31. Rick Dempsey, C (1976-1986, 1992)
1983 World Series MVP
Rick Dempsey could be generously described as a bad hitter and probably an overrated defensive catcher.
But whatever, he's Rick Dempsey. He was drafted in the 15th round of the 1967 draft by Minnesota, and after never really catching on there (though he did make his major league debut in 1969, ten days after turning 20), he was traded to the Yankees in 1972. Dempsey was a backup plan for New York, then was sent to Baltimore in the big deal of '76.
In 59 games with his new team, he hit .213/.275/.224, then .226/.314/.315 in 91 games the next season. In '78, Dempsey took over behind the plate, and upped his hitting to non-embarrassing levels, at .259/.327/.356 with six homers. Dempsey would remain the No. 1 catcher for the Orioles through the 1986 season.

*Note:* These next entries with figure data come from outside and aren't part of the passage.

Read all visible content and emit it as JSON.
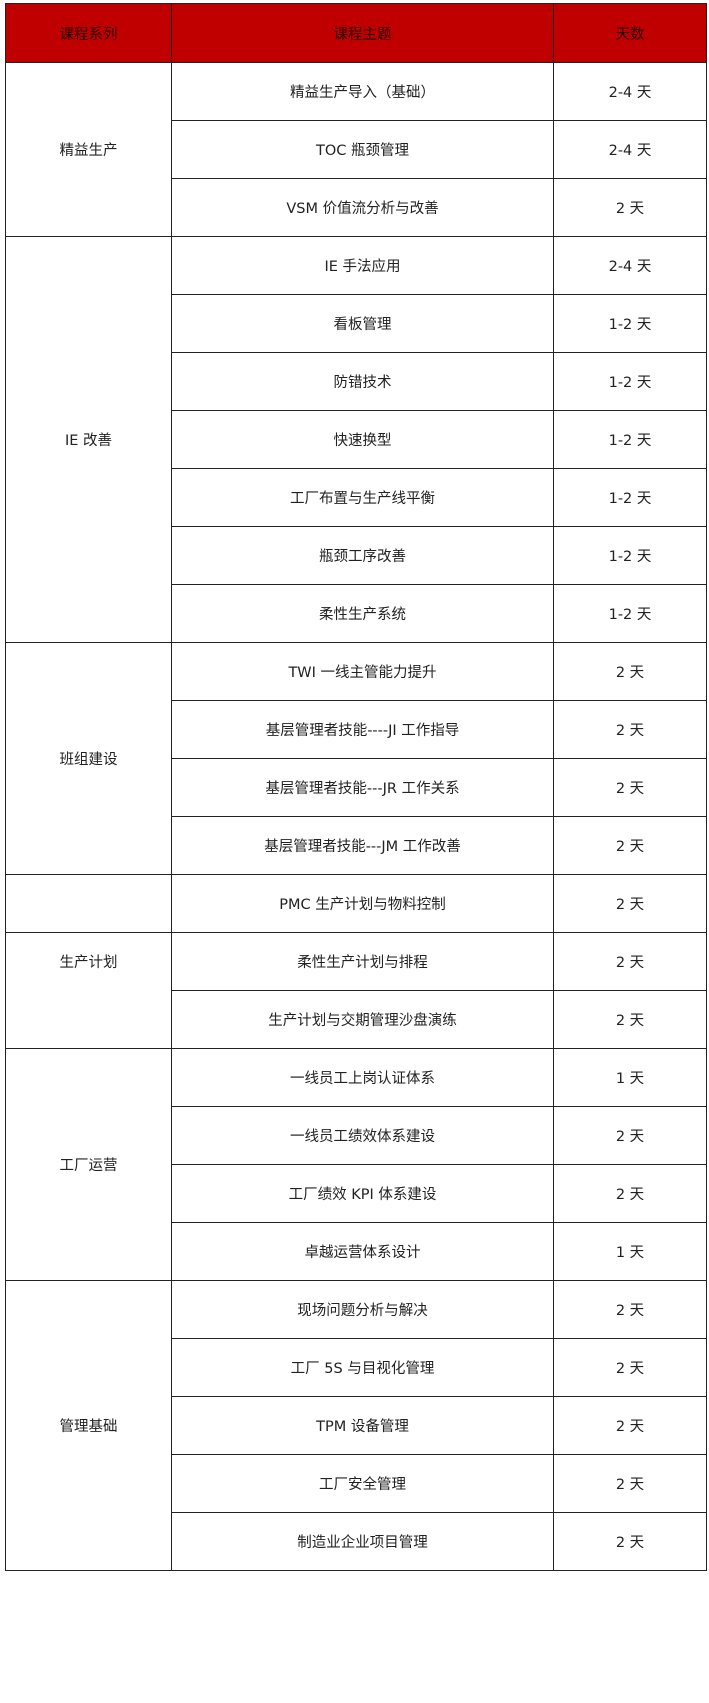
{
  "headers": [
    "课程系列",
    "课程主题",
    "天数"
  ],
  "groups": [
    {
      "series": "精益生产",
      "rows": [
        [
          "精益生产导入（基础）",
          "2-4 天"
        ],
        [
          "TOC 瓶颈管理",
          "2-4 天"
        ],
        [
          "VSM 价值流分析与改善",
          "2 天"
        ]
      ]
    },
    {
      "series": "IE 改善",
      "rows": [
        [
          "IE 手法应用",
          "2-4 天"
        ],
        [
          "看板管理",
          "1-2 天"
        ],
        [
          "防错技术",
          "1-2 天"
        ],
        [
          "快速换型",
          "1-2 天"
        ],
        [
          "工厂布置与生产线平衡",
          "1-2 天"
        ],
        [
          "瓶颈工序改善",
          "1-2 天"
        ],
        [
          "柔性生产系统",
          "1-2 天"
        ]
      ]
    },
    {
      "series": "班组建设",
      "rows": [
        [
          "TWI 一线主管能力提升",
          "2 天"
        ],
        [
          "基层管理者技能----JI 工作指导",
          "2 天"
        ],
        [
          "基层管理者技能---JR 工作关系",
          "2 天"
        ],
        [
          "基层管理者技能---JM 工作改善",
          "2 天"
        ]
      ]
    },
    {
      "series": "",
      "rows": [
        [
          "PMC 生产计划与物料控制",
          "2 天"
        ]
      ]
    },
    {
      "series": "生产计划",
      "top": true,
      "rows": [
        [
          "柔性生产计划与排程",
          "2 天"
        ],
        [
          "生产计划与交期管理沙盘演练",
          "2 天"
        ]
      ]
    },
    {
      "series": "工厂运营",
      "rows": [
        [
          "一线员工上岗认证体系",
          "1 天"
        ],
        [
          "一线员工绩效体系建设",
          "2 天"
        ],
        [
          "工厂绩效 KPI 体系建设",
          "2 天"
        ],
        [
          "卓越运营体系设计",
          "1 天"
        ]
      ]
    },
    {
      "series": "管理基础",
      "rows": [
        [
          "现场问题分析与解决",
          "2 天"
        ],
        [
          "工厂 5S 与目视化管理",
          "2 天"
        ],
        [
          "TPM 设备管理",
          "2 天"
        ],
        [
          "工厂安全管理",
          "2 天"
        ],
        [
          "制造业企业项目管理",
          "2 天"
        ]
      ]
    }
  ],
  "colors": {
    "header_bg": "#c00000",
    "border": "#222222"
  }
}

But '83 is what it's really all about with Dempsey as a player. He didn't have a good season, hitting .231/.311/.323 with four homers in 128 games. He then went 2-for-12 in the ALCS against the White Sox, but then came the World Series. Dempsey had five hits in the World Series, four doubles and a homer, and the Orioles beat the Phillies in five games. Dempsey was named World Series MVP and was an Oriole hero for all times.
Dempsey's dad was a Vaudeville actor and his mother was a Broadway star. Dempsey, of course, inherited their genes, and thus went on to stuff towels in his shirt during a 1977 rain delay at Fenway Park, imitating Babe Ruth and sliding across the tarp on his padded stomach. He then got the crowd to sing "Raindrops Keep Falling On My Head." He did this a few more times in his career, once in '82 at Milwaukee with a Robin Yount jersey on, pretending to be Yount hitting a homer.
After his tenure with the Orioles ended in 1986, Dempsey signed with Cleveland for the 1987 season, where he did little and was released in October. He signed with the Dodgers and played three seasons there as a backup (two of them dreadfully bad), then moved to Milwaukee to catch 61 games in 1991. Dempsey ended his career in 1992, at age 42, with eight more games as a Baltimore Oriole.
In 2001, Dempsey was named the first base coach, replacing Eddie Murray. He will enter 2006 as the bullpen coach, replacing Ellie Hendricks.
There isn't a ton to say about Dempsey the player. But Dipper is an Oriole, and a memorable one.